A kidney stone is a solid piece of material that forms in a kidney when substances that are normally based in the urine become highly concentrated.
Kidney stones are one of the most common disorders of the urinary tract. Passing a kidney stone is really a painful experience that few people would ever forget, and even though they are more common in men, it is important for everybody to be aware of what kidney stones are, how you can prevent them, the signs of symptoms, and the treatment with this condition. Several risk factors (things that place you at risk) for kidney stones make it much more likely that you will get them. Some of these stuff you can control, and others you can’t.
What Is A Kidney Stone?
A kidney stone is a solid piece of material that forms in a kidney when substances that are normally based in the urine become highly concentrated. A stone may remain in the kidney or travel on the urinary tract. Kidney stones vary in size. A small stone may spread its own, causing little or no pain. A bigger stone may get stuck along the urinary tract and may block the flow of urine, causing severe pain or bleeding.
Kidney stones are one of the most common disorders of the urinary tract. Each year in the United States, people make greater than a million visits to health care providers and most 300,000 people go to emergency rooms for kidney stone problems.

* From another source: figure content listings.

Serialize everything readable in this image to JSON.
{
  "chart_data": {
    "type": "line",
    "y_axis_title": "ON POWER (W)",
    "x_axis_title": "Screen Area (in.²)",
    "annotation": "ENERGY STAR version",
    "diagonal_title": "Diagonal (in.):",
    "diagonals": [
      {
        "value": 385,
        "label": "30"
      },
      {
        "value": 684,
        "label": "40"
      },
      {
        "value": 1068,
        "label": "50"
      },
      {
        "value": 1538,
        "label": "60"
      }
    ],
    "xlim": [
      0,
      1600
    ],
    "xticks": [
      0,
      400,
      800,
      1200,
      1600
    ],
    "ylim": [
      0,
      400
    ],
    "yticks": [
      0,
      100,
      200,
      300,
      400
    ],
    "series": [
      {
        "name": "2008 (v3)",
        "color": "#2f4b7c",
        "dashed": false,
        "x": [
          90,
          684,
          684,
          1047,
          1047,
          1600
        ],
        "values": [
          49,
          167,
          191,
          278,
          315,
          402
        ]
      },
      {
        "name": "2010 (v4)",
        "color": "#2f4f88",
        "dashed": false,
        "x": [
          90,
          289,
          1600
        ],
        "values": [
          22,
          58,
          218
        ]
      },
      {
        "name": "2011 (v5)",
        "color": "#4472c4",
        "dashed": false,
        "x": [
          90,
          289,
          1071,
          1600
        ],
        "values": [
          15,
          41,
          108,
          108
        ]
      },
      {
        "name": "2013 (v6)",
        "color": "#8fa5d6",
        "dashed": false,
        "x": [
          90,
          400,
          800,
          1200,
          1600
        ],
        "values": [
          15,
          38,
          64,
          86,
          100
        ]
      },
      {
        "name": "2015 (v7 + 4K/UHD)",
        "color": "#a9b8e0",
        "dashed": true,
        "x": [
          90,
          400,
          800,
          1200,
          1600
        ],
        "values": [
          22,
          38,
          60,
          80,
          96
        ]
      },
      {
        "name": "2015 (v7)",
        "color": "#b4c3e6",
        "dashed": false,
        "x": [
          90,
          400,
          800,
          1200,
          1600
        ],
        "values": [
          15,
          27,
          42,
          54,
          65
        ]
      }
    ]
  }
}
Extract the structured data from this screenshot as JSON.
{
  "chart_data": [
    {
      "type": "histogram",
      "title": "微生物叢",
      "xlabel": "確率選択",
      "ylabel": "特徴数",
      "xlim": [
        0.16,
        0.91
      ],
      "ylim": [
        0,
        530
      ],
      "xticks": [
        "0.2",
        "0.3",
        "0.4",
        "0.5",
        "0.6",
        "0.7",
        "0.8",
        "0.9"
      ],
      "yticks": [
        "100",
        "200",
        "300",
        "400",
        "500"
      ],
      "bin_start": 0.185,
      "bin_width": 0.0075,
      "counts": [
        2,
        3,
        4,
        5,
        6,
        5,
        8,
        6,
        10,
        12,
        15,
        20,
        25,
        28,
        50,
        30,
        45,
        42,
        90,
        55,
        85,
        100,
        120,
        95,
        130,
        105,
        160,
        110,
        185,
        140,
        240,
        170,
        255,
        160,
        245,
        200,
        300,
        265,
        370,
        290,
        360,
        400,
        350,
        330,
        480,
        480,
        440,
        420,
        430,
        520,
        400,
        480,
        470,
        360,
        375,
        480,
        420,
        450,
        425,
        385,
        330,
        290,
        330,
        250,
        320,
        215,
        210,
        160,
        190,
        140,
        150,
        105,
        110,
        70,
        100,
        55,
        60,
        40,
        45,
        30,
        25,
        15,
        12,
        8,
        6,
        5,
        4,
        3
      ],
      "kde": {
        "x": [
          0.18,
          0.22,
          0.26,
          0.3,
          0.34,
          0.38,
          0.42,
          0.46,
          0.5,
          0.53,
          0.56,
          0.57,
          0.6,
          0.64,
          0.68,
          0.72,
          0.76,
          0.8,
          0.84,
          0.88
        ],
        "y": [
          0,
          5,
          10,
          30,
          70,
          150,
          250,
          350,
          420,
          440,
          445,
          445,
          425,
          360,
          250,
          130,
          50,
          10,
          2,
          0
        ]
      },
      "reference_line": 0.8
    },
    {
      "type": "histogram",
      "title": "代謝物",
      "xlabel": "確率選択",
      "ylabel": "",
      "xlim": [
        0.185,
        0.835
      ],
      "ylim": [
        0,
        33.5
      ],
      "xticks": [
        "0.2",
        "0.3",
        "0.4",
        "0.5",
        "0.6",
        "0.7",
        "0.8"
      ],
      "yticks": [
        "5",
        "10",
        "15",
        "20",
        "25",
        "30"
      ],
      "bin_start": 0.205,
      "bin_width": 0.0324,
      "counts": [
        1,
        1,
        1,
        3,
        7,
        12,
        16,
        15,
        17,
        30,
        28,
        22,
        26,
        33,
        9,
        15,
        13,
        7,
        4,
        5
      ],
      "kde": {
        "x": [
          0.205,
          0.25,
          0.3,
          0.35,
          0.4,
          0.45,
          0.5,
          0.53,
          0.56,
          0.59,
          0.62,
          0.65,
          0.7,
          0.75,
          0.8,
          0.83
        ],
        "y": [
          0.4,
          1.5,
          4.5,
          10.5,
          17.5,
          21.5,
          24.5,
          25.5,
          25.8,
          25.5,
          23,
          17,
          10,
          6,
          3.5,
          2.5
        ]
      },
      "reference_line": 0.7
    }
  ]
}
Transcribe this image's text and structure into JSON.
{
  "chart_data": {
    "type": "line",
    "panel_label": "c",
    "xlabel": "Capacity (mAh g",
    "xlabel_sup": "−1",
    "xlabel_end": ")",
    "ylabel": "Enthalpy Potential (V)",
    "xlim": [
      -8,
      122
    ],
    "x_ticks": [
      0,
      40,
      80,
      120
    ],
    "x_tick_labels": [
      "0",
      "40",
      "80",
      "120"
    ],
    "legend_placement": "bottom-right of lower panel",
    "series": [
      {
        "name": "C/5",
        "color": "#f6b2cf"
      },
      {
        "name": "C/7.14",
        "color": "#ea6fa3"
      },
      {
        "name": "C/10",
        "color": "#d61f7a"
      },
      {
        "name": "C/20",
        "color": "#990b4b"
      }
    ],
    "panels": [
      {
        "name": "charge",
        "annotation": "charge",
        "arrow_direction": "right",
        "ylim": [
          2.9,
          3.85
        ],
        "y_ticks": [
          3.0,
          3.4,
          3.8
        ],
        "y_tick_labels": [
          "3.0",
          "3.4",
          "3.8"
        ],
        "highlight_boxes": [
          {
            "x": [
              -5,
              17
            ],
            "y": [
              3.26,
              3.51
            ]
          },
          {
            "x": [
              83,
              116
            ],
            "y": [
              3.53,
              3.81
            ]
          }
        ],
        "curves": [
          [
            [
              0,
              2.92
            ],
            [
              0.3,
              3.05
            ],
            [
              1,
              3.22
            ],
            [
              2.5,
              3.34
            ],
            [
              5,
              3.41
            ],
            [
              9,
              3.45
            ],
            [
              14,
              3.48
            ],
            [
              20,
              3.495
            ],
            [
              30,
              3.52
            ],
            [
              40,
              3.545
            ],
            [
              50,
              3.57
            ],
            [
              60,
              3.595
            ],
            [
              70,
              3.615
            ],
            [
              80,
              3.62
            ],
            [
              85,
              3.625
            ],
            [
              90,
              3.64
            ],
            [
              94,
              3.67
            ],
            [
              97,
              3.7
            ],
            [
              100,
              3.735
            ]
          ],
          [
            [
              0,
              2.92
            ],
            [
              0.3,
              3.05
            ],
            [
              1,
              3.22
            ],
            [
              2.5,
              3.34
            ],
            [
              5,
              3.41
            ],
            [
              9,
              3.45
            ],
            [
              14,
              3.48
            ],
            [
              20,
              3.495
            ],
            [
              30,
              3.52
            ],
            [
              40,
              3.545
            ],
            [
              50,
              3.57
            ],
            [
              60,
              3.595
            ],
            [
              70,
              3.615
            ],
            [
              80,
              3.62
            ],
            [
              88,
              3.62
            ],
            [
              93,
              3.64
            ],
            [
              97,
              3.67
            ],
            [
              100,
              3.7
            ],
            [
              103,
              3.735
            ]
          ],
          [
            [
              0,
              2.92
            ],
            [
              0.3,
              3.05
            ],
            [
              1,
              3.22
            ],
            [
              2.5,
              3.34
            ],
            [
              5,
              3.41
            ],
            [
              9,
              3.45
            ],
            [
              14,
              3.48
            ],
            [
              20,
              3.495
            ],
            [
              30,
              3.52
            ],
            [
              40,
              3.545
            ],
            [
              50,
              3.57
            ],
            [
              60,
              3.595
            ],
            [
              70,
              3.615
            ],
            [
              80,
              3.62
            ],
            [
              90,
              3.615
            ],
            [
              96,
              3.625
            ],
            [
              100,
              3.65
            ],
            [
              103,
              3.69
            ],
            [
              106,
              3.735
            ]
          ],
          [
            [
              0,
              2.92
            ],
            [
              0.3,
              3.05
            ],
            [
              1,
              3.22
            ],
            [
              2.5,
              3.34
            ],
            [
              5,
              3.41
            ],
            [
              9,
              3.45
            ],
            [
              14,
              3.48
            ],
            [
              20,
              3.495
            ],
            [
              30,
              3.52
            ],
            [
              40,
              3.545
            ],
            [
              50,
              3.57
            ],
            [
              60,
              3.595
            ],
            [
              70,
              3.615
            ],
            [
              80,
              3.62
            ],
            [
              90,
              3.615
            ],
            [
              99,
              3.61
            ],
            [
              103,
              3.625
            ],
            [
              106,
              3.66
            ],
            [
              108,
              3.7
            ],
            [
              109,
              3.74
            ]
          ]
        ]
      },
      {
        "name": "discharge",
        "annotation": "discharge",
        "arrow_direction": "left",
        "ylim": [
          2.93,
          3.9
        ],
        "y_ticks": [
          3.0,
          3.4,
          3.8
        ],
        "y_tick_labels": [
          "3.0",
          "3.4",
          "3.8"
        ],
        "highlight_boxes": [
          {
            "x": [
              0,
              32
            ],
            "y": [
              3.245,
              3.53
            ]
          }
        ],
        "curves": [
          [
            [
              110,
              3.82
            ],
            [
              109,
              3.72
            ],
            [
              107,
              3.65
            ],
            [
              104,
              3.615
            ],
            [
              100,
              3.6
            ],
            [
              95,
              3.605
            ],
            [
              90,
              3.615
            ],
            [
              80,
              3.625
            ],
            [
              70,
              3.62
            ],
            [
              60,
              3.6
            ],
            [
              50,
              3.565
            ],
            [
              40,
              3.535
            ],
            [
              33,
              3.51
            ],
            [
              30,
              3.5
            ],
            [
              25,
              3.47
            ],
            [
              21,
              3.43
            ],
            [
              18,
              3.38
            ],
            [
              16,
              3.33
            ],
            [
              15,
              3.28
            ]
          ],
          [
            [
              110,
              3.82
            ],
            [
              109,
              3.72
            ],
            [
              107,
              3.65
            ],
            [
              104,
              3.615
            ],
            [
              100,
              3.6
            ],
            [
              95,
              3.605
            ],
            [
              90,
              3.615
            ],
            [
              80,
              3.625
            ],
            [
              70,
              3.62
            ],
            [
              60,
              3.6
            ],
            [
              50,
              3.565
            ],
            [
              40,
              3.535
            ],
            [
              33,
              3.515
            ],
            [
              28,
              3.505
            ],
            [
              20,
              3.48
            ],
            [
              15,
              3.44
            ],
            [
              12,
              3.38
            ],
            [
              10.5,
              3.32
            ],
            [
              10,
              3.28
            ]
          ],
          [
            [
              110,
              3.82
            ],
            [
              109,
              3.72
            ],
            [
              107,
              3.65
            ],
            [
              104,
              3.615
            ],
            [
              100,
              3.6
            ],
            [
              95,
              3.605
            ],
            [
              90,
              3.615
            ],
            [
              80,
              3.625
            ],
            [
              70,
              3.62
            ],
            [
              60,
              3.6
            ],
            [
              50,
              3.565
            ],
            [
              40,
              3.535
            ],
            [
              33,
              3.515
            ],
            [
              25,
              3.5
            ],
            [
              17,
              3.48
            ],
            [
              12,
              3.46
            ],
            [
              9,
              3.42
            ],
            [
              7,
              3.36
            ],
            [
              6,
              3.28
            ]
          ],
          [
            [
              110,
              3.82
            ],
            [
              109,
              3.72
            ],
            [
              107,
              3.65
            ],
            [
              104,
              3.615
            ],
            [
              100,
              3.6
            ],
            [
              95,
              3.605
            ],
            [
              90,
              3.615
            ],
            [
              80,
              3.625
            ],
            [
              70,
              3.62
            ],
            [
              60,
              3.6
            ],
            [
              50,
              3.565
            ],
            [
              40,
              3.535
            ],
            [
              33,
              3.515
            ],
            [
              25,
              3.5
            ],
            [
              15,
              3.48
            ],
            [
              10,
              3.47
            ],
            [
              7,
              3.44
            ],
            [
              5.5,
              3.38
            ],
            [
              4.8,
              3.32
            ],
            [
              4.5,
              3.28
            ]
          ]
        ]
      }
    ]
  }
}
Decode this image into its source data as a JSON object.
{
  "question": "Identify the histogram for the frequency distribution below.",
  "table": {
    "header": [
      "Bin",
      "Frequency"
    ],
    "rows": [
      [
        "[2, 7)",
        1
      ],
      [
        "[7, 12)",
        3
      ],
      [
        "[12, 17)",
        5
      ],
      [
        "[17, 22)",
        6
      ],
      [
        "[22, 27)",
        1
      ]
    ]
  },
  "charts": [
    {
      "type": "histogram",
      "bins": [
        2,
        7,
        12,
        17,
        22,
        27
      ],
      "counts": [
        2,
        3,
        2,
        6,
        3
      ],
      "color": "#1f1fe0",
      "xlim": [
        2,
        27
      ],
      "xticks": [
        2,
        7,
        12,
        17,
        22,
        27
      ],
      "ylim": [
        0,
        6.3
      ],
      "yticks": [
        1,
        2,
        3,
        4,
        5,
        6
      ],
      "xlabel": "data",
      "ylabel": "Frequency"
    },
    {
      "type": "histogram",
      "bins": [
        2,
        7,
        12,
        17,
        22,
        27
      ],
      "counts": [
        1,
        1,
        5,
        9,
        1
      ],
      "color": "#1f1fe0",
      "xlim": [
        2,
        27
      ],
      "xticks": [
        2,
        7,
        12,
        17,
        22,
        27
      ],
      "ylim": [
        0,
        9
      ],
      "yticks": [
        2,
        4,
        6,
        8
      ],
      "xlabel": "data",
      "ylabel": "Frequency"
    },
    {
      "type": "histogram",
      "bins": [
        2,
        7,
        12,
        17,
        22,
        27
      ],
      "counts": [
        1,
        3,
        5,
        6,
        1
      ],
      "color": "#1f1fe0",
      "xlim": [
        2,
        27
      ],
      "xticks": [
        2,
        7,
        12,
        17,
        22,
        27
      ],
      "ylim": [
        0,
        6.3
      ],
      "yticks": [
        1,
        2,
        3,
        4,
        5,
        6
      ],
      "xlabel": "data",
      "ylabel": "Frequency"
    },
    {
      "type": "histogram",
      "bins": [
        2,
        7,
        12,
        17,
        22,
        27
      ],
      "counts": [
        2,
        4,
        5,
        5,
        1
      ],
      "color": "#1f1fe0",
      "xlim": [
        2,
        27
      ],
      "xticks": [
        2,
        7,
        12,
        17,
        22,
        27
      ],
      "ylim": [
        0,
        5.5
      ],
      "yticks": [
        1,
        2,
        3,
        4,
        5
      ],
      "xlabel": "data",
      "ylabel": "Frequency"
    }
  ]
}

Symptoms Associated With Kidney Stones
When a kidney stone starts to pass, symptoms typically occur suddenly and unexpectedly. Sharp, stabbing pain usually develops in your side or back, typically right at the end part of the ribcage. Sometimes, the pain will travel downward in to the genital area. Stones that have nearly passed in to the bladder may be associated with an intense urge to urinate.
Stone pain typically comes and goes. After an initial period of severe pain, you may feel better for some hours before developing another attack. Many patients will need medication to help with stone pain.
Vomiting and nausea are also very common and are often grounds for hospital admission during stone attacks. You could also see blood in your urine. This can be unsettling to a lot of patients, but is generally not life-threatening.
Probably the most concerning symptom during a stone attack is fever, indicating that you may have an infection in addition to a kidney stone. This can be a potentially life-threatening combination and requires immediate evaluation and treatment.
Who Gets Kidney Stones?
You can now get a kidney stone, but some people are more likely to get one. Men may take a hit more often than women, and kidney stones tend to be more common in non-Hispanic white people than in non-Hispanic black people and Mexican Americans. Overweight and obese people may get a kidney stone than people of normal weight.
The prevalence of kidney stones rises dramatically as men enter their 40s and keeps rising into their 70s. For women, the prevalence of kidney stones peaks within their 50s. Once a person gets greater than one stone, other stones are likely to develop.
Family Or Personal History
If a person in your family has kidney stones, you’re more likely to develop stones, too. And when you’ve already had one or even more kidney stones, you’re at increased chance of developing another.
Eating a diet that’s high in protein, sodium and sugar may increase your chance of some types of kidney stones. This is especially true having a high-sodium diet. Too much sodium in your diet increases the amount of calcium your kidneys must filter and significantly increases your chance of kidney stones.
Digestive Diseases And Surgery
Gastric bypass surgery, inflammatory bowel disease or chronic diarrhea can cause alterations in the digestive process that affect your absorption of calcium and water, increasing the amount of stone-forming substances in your urine.
Other Medical Conditions
Diseases and conditions that could increase your risk of kidney stones include renal tubular acidosis, cystinuria, hyperparathyroidism, certain medications and some urinary tract infections.